If the person asking you combative questions continues on, placing them in your position for even just a moment, can do well in regaining control of the situation. Ask them what they would have done in the situation about which they’re questioning you about. Ask them if they’ve ever done or said something similar to what they have a problem with you doing or saying. Tell them to be honest in their answers of the situation. As you answer their combative questions, make attempts at enticing them to think from your perspective for just a moment. Demand details when you notice them making assumptions and generalizing statements as they attempt to place themselves in your shoes.
Slowly make your way to regaining control of the situation you’re in by attempting to switch roles in the interaction that you find yourself in. An interviewer, no matter how intimidating, who becomes the interviewee for even a sliver of a moment, will be perceived as having lost some control of the interview. If the context is one of combative notions, then the slightest dips in control and power by the interviewer are important wins in your book.

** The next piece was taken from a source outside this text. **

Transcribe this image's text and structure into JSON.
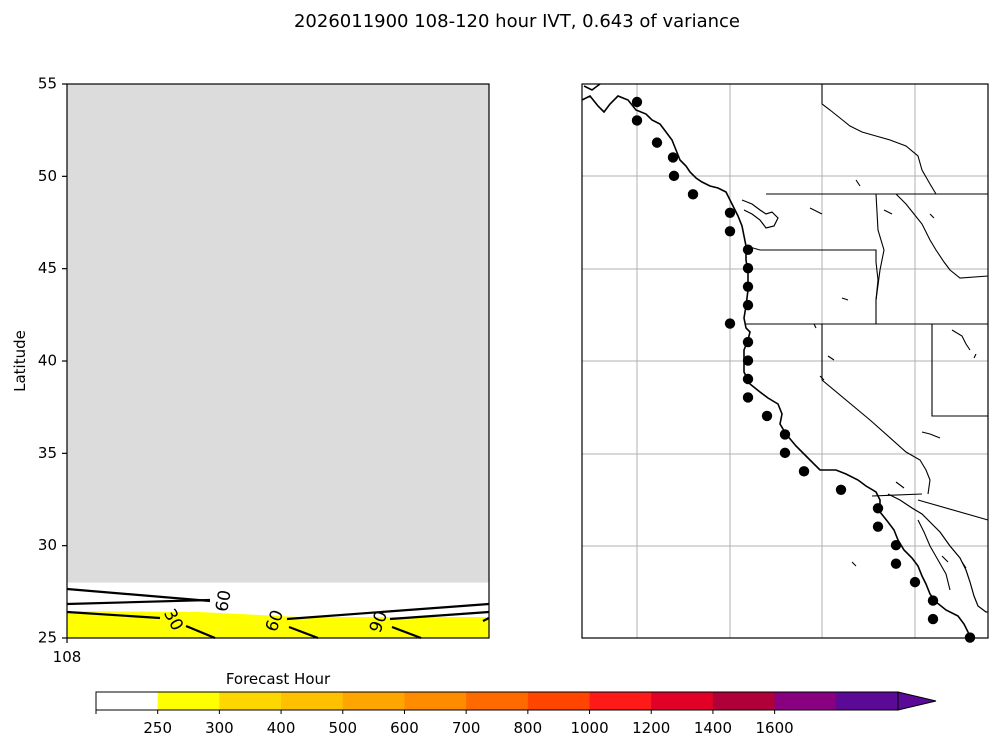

If for example, your manager has an issue with you completing work too slowly, walk them through your work processes as they ask you questions in an effort to incriminate you of being a slow worker. As you go on answering to their inquiry, squeeze in questions of your own such as, “Would you have done the same at this juncture?” Ask them for details of how they would do something differently than you have done in your attempts at producing quality pieces of work. In doing so, you’ll do well in communicating the complexities of a situation that they may be blind to. You’d allow them to notice that there may not be an obvious answer to the issue that they’re trying to solve, and perhaps they’ve entered the conversation with an ignorant perspective.
Continuously ask for personal input from those who attempt to question you into trouble, pain, or submission. Though some will simply refuse to answer your own refuting questions, the majority seem to be open to partaking in the conversation at hand. Especially if they don’t hold an overwhelming position of authority over you, attaining their input on the very thing they’re questioning you on can do well in limiting the damage caused by their line of questioning.

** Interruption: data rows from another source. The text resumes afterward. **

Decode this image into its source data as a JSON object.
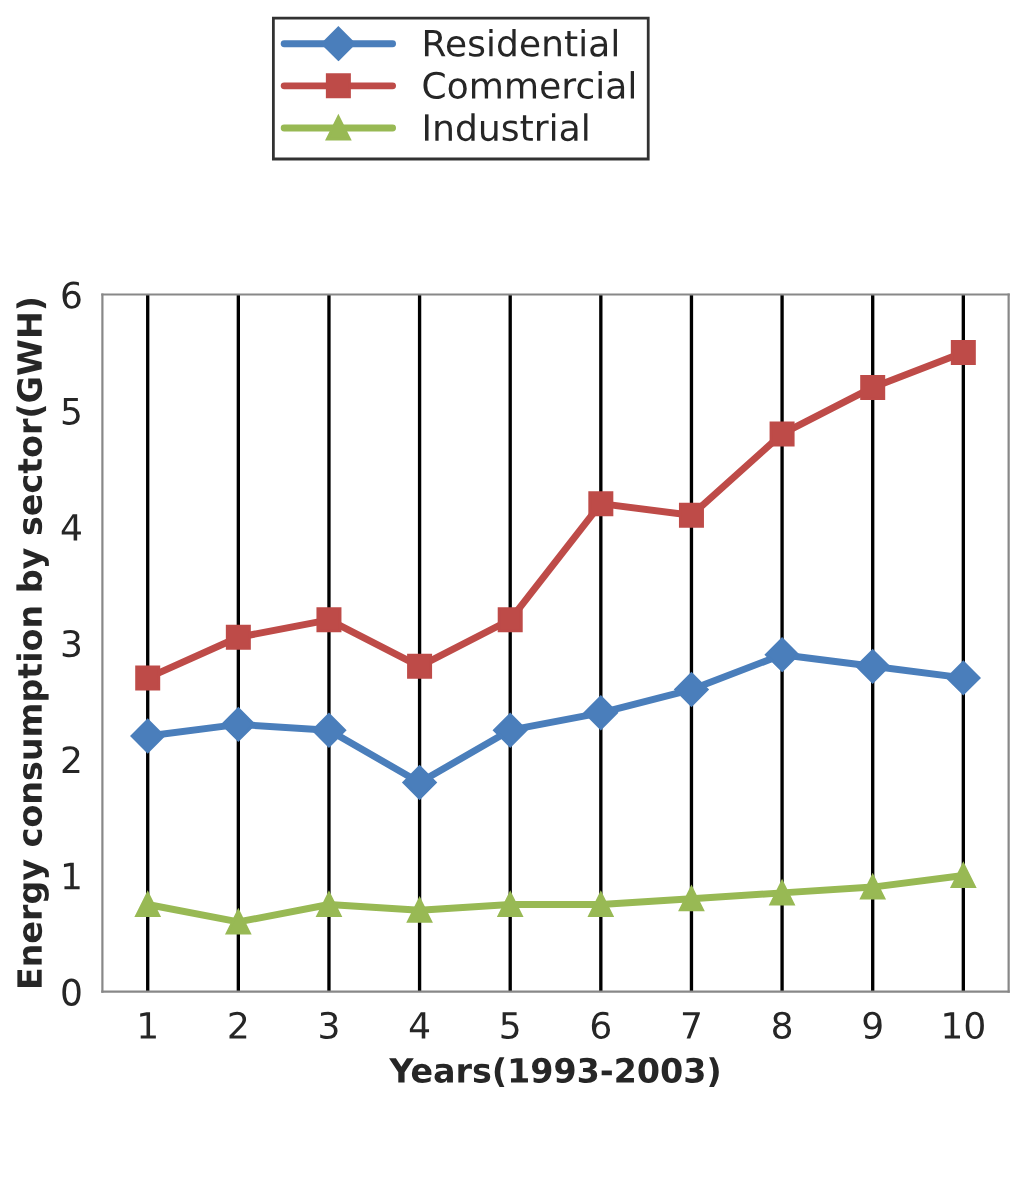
{
  "chart_data": {
    "type": "line",
    "xlabel": "Years(1993-2003)",
    "ylabel": "Energy consumption by sector(GWH)",
    "categories": [
      "1",
      "2",
      "3",
      "4",
      "5",
      "6",
      "7",
      "8",
      "9",
      "10"
    ],
    "series": [
      {
        "name": "Residential",
        "color": "#4a7ebb",
        "marker": "diamond",
        "values": [
          2.2,
          2.3,
          2.25,
          1.8,
          2.25,
          2.4,
          2.6,
          2.9,
          2.8,
          2.7
        ]
      },
      {
        "name": "Commercial",
        "color": "#be4b48",
        "marker": "square",
        "values": [
          2.7,
          3.05,
          3.2,
          2.8,
          3.2,
          4.2,
          4.1,
          4.8,
          5.2,
          5.5
        ]
      },
      {
        "name": "Industrial",
        "color": "#98b954",
        "marker": "triangle",
        "values": [
          0.75,
          0.6,
          0.75,
          0.7,
          0.75,
          0.75,
          0.8,
          0.85,
          0.9,
          1.0
        ]
      }
    ],
    "ylim": [
      0,
      6
    ],
    "yticks": [
      0,
      1,
      2,
      3,
      4,
      5,
      6
    ],
    "grid": "x",
    "legend": "top"
  }
}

Do Not Move On Until You’re Ready
The last thing to remember, is to never move on from providing a complete answer until you’re ready. A common tactic of those who seek to interrogate you will be to move on quickly from question to question, and attach themselves to certain things that you say during an answer to the previous question prior to you completing your thought. Take command of the pace of the interview. As the person answering combative questions, you have power in directing the pace of the interview in question.
State that you’re not done answering someone’s previous question if they move too fast. Tell them that they’ve moved on prior to getting a full answer from you, and that they don’t seem to care for hearing the answer as much as they care about making you feel uncomfortable. Take your time in answering their questions, and only move on when you’re ready to. In gaining control of the pace of the combative interview at hand, you’d be playing ball on your own court. You’d have the advantage of taking as much, or as little time, to answer the questions that are posed.

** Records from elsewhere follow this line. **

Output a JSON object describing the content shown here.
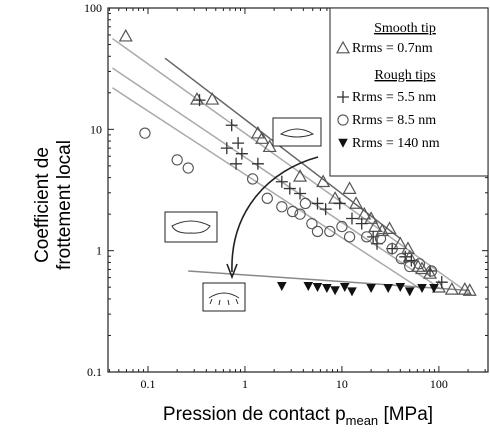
{
  "chart_data": {
    "type": "scatter",
    "ylabel": [
      "Coefficient de",
      "frottement local"
    ],
    "xlabel": {
      "text": "Pression de contact p",
      "sub": "mean",
      "after": " [MPa]"
    },
    "log_x": true,
    "log_y": true,
    "xlim": [
      0.0387,
      321
    ],
    "ylim": [
      0.1,
      100
    ],
    "xticks": [
      0.1,
      1,
      10,
      100
    ],
    "yticks": [
      0.1,
      1,
      10,
      100
    ],
    "legend_headings": [
      "Smooth tip",
      "Rough tips"
    ],
    "series": [
      {
        "name": "Rrms = 0.7nm",
        "marker": "triangle-up",
        "color": "#555555",
        "x": [
          0.059,
          0.32,
          0.46,
          1.36,
          1.5,
          1.8,
          3.7,
          6.4,
          8.5,
          12,
          14,
          17,
          20,
          22,
          26,
          31,
          40,
          48,
          50,
          61,
          67,
          81,
          100,
          136,
          185,
          208
        ],
        "values": [
          58.6,
          17.7,
          17.7,
          9.3,
          8.4,
          7.2,
          4.1,
          3.7,
          2.7,
          3.25,
          2.45,
          2.0,
          1.84,
          1.58,
          1.46,
          1.52,
          1.14,
          1.04,
          0.89,
          0.74,
          0.71,
          0.65,
          0.5,
          0.48,
          0.48,
          0.47
        ]
      },
      {
        "name": "Rrms = 5.5 nm",
        "marker": "plus",
        "color": "#333333",
        "x": [
          0.34,
          0.65,
          0.73,
          0.81,
          0.85,
          0.93,
          1.36,
          2.4,
          2.9,
          3.7,
          5.6,
          6.8,
          9.5,
          12.7,
          16,
          21,
          23,
          33,
          45,
          52,
          81,
          107
        ],
        "values": [
          17.4,
          7.0,
          10.8,
          5.2,
          7.7,
          6.3,
          5.2,
          3.7,
          3.25,
          2.96,
          2.45,
          2.2,
          2.45,
          1.84,
          1.67,
          1.3,
          1.14,
          1.04,
          0.89,
          0.83,
          0.68,
          0.55
        ]
      },
      {
        "name": "Rrms = 8.5 nm",
        "marker": "circle",
        "color": "#555555",
        "x": [
          0.093,
          0.2,
          0.26,
          1.2,
          1.7,
          2.4,
          3.1,
          3.7,
          4.2,
          4.9,
          5.6,
          7.5,
          10,
          12,
          18,
          25,
          33,
          41,
          50,
          63,
          84
        ],
        "values": [
          9.3,
          5.6,
          4.8,
          3.9,
          2.7,
          2.3,
          2.1,
          2.0,
          2.45,
          1.67,
          1.44,
          1.44,
          1.58,
          1.3,
          1.3,
          1.26,
          1.04,
          0.86,
          0.74,
          0.78,
          0.68
        ]
      },
      {
        "name": "Rrms = 140 nm",
        "marker": "triangle-down",
        "color": "#111111",
        "x": [
          2.4,
          4.5,
          5.6,
          7,
          8.5,
          10.7,
          12.7,
          20,
          30,
          40,
          50,
          67,
          89
        ],
        "values": [
          0.51,
          0.51,
          0.5,
          0.49,
          0.47,
          0.5,
          0.46,
          0.49,
          0.49,
          0.5,
          0.46,
          0.49,
          0.49
        ]
      }
    ],
    "fit_lines": [
      {
        "color": "#aaaaaa",
        "x": [
          0.043,
          208
        ],
        "values": [
          56,
          0.44
        ]
      },
      {
        "color": "#aaaaaa",
        "x": [
          0.043,
          102
        ],
        "values": [
          32,
          0.49
        ]
      },
      {
        "color": "#aaaaaa",
        "x": [
          0.043,
          63
        ],
        "values": [
          22,
          0.49
        ]
      },
      {
        "color": "#666666",
        "x": [
          0.15,
          40
        ],
        "values": [
          38.6,
          1.26
        ]
      },
      {
        "color": "#888888",
        "x": [
          0.26,
          208
        ],
        "values": [
          0.68,
          0.47
        ]
      }
    ]
  }
}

Remember, control and authority are focus points in malicious inquiry from others. Control and authority doesn’t always need to look like aggression and overpowering social tactics. Taking control can, and should, be done subtly and calmly. Above all else, ensure that you remain calm throughout it all. For you to be effective in your attempt to gain control of a particular situation at hand, your mind should be clear enough to observe patterns, and take the proper steps in response to those observations.